A group of people wrote an article about how they made a lot of money by investing in some companies and also protecting their investments with other strategies. They shared this information because they want others to learn from them and maybe do the same thing. The article is saying that their way of investing has been working very well lately, even better than just buying a big bundle of all the stocks in the market. Read from source...
- The title of the article is misleading and clickbaity, as it does not specify what approach or strategy the author is referring to, nor how it has been crushing the market.
- The author uses vague terms like "better entries" and "best ways to hedge", without providing clear definitions, criteria, or examples of how these are achieved or measured.
- The author makes a false comparison between his own portfolios and the SPDR S&P 500 Trust, as he does not account for the risk and return trade-off, nor the different fees and expenses involved in managing his hedged portfolios versus the index fund.
- The author relies on past performance to justify his approach, without acknowledging the possibility of randomness, survivorship bias, or market regime shifts that could explain his outperformance.
- The author does not address any counterarguments or alternative views, nor does he provide any evidence or data to support his claims or assumptions.
Neutral
Summary: The article discusses an approach to trading that has been outperforming the market recently by getting better entries into volatile names and finding the best ways to hedge them. It mentions two examples of hedged portfolios from mid-November and Thanksgiving week last year that more than doubled the performance of the SPDR S&P 500 Trust over the next six months. The article also answers some questions about why this is happening, but does not provide any specific details or strategies.

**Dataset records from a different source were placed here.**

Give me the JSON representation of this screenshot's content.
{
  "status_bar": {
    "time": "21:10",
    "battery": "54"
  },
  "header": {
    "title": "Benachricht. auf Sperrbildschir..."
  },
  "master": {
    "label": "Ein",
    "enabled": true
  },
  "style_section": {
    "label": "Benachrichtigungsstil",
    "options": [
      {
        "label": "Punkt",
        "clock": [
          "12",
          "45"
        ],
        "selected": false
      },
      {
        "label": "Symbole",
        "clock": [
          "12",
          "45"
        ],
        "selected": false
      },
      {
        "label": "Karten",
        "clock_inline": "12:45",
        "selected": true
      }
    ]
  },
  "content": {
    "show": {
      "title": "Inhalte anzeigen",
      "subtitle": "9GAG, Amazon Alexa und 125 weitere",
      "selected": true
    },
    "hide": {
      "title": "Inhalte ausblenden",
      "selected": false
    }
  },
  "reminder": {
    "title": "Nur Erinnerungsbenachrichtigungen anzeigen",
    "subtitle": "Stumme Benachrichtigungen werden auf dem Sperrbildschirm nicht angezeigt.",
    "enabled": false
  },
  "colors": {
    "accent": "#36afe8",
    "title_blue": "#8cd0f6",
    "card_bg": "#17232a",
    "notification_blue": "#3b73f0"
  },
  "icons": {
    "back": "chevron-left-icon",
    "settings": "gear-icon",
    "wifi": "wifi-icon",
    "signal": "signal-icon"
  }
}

To help you make better decisions in your trading and investment strategies, I have analyzed the article titled "Why This Approach Has Been Crushing The Market Recently: Getting Better Entries Into Volatile Names And Finding The Best Ways To Hedge Them" by David Pinsen. Based on this analysis, here are my recommendations and risks for each of the stocks mentioned in the article:
- Affirm Holdings (NASDAQ:AFRM): Buy - This stock has been performing well recently due to its strong growth potential in the buy now, pay later (BNPL) market. The company has a unique business model that allows customers to split their purchases into smaller payments without interest or fees. Affirm also partners with popular merchants such as Shopify, Amazon, and Peloton to offer its services. However, there are some risks involved in investing in this stock, such as increased competition from other BNPL providers, regulatory challenges, and potential losses from fraud or defaults. Therefore, you should monitor the market trends and news related to Affirm Holdings and adjust your position accordingly.

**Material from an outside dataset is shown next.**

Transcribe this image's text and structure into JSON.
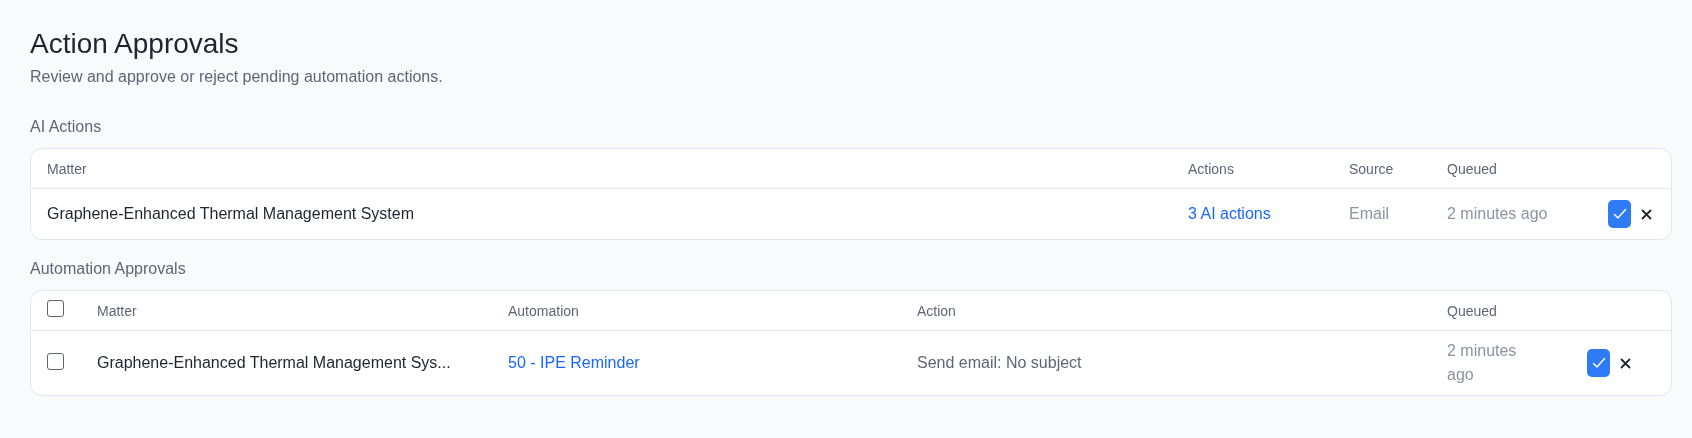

- Coinbase Glb (NASDAQ:COIN): Buy - This stock has been benefiting from the rising popularity of cryptocurrencies, especially Bitcoin and Ethereum. Coinbase is one of the leading platforms for trading and storing digital assets, and it has a loyal user base of millions of customers. However, there are also some risks associated with investing in this stock, such as volatility in the crypto market, regulatory uncertainties, and potential security breaches or hacking incidents. Therefore, you should diversify your portfolio by investing in other sectors and assets, and keep an eye on the developments in the cryptocurrency space.